Похоронив отца, Григорий всю ночь не спал и напряженно прислушивался: не донесется ли снизу, из кухни, где спала бабка-стряпуха, хоть какой-нибудь шорох? Но во всем доме стояла мертвая тишина.
«Господи, померла она тоже, что ли?»
Но бабка Дарья была жива. Утром Григорий слышал, как она шаркала за дверью ногами, что-то передвигая с места на место, часто тяжело вздыхала.
Григорий до завтрака вышел во двор, почистил в конюшне, бросил пласт сена корове. Долго стоял, опершись на вилы, и смотрел, как валит с неба густыми и крупными хлопьями снег.
Вернулся в дом и прошел на кухню. Однако на столе завтрака еще не было. Старенькая, насухо вытертая клеенка скупо поблескивала, отражая зеленоватый свет, лившийся в окно.
— Ты что? — недовольно обернулся Григорий к старухе. — Проспала, что ли? Ведь пора завтрака…
Григорий не договорил. Бабка стояла возле раскрытого дощатого сундучишка одетая, замотанная дырявой шалью из белесой шерсти. В руках она держала узелок, в котором были, очевидно, собраны все ее пожитки.
— Ты что?! — второй раз воскликнул Григорий, смутно догадываясь, почему старуха одета.
— Ухожу я, — еле слышно сказала она.
И, пожалуй, Григорий в это мгновение впервые услышал ее голос.
— Чего мелешь?! Куда уходишь?
— Посторонись-ка, — так же потихоньку произнесла старуха и шагнула вперед. Григорий невольно дал ей дорогу. Но потом, когда она была уже у двери, догнал и рванул за плечо. Старуха пошатнулась и упала бы, но успела схватиться за скобу.

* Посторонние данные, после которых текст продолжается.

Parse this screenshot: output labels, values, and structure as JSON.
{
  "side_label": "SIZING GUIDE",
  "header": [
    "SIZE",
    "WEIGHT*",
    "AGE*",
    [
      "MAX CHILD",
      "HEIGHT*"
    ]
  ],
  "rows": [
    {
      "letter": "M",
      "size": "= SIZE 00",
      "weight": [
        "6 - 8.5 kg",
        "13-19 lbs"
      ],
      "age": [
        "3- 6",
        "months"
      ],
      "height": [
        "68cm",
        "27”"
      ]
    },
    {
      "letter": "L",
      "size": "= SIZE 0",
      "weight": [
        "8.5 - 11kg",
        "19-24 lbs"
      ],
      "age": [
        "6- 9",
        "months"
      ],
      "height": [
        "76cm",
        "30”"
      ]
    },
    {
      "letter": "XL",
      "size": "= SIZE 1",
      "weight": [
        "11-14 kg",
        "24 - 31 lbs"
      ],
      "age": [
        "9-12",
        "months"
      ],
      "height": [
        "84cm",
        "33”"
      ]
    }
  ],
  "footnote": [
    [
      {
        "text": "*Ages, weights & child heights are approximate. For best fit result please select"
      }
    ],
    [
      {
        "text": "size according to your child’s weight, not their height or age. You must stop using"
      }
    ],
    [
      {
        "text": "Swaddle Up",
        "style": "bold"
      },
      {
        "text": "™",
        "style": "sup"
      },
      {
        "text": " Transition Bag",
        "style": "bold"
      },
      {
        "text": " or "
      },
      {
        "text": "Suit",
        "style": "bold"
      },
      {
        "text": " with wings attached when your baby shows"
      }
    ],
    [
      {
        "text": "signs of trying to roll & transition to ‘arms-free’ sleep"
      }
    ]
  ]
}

— Да почему ты уходишь? А как жить будем… и ты и я?
Бабка сняла со своего плеча руку Григория, покачала головой и произнесла:
— Я-то как-нибудь… Мир не без добрых людей. Да и жить мне осталось считанные деньки. А все таки не могу, когда могилой в доме пахнет. Не потому, что батюшка твой помер — царство ему небесное… Давно ушла бы, да… Боялся он тебя, говорил все: уйдешь — задушит меня Гришка… Вот и жила. А теперь — прости на прямом слове…
Говорила старуха медленно, с трудом, часто останавливаясь. Григорий слушал, опустив голову. А когда поднял ее — бабки уже не было в комнате.
И остался Григорий совершенно один в пустом доме, один и на всем белом свете.
Днями он бродил бесцельно по гулким комнатам, слушал, как завывает в трубах обиженная кем-то вьюга, — и самому хотелось завыть, раскидать по бревнышку весь дом, всю деревню. Ночами просыпался в холодном поту, невольно вскрикивал: прямо на него смотрел из темноты мутным, чуть зеленоватым глазом отец. Смотрел долго, насмешливо… Постепенно голова отца таяла во тьме, знакомые очертания лица расплывались, скрадывались мраком, а круглый огонек глаза зловеще горел и горел, как одинокая звезда в черном небе. Наконец и этот огонек увядал, превращался в маленькую светящуюся точку и гас. Тогда Григорий вставал, черпал полный ковшик холодной воды и долго пил, стуча зубами о железо.
Весной встретил как-то на улице быстроглазую, юркую, как ящерица, сиротку Аниску и сразу даже не подумал, что это она. Аниска выросла. Кутаясь от холодного ветра в сплошь залатанную одежонку, девушка испуганно поглядывала по сторонам. Завидев Григория, торопливо свернула в переулок. Григорий крикнул:
— Постой-ка… Не съем. Куда идешь?
Аниска, не останавливаясь, глянула через плечо и побежала дальше.
Григорий постоял, подумал о чем-то и повернул назад.
Дня через два снова встретил нищенку на краю села. На этот раз она никуда не могла свернуть, стояла и поглядывала на Григория, как загнанный зверек.
— Чего ты? — усмехнулся Бородин. — Я ведь спросил только, куда идешь…
— Так, хожу… Может, заработаю где что, — ответила Аниска, не спуская с него синих испуганных глаз, чутко сторожа каждое его движение.
От ее грязных, рваных лохмотьев пахло гнилью, давно не мытым телом. Григорий стал с подветренной стороны. Аниска, догадавшись, покраснела, опустила голову.
— Зиму прожила там… — Аниска махнула рукой в сторону леса. — Теперь ничего, отойду… Солнышко.
— Я вот тоже сиротой стал… Отец помер с осени, слыхала?
— Слыхала…
Аниске было холодно, она все время переступала ногами. Голова ее, повязанная вместо платка тряпкой, теперь беспокойно поворачивалась из стороны в сторону. Тяжелые пряди волос, выбившиеся из-под желтоватой тряпки, полоскались по ветру.
Вся фигура Аниски напоминала о чем-то измятом, растерзанном, выброшенном за ненужностью в грязь. Залатанная юбка, грязная кофта, что-то бесформенное на ногах вместо ботинок, тряпка на голове и, наконец, растрепанные волосы делали ее похожей на старуху. Только глаза, синие до черноты, большие, опушенные длинными густыми ресницами, были чистыми, молодыми и принадлежали, казалось, не ей.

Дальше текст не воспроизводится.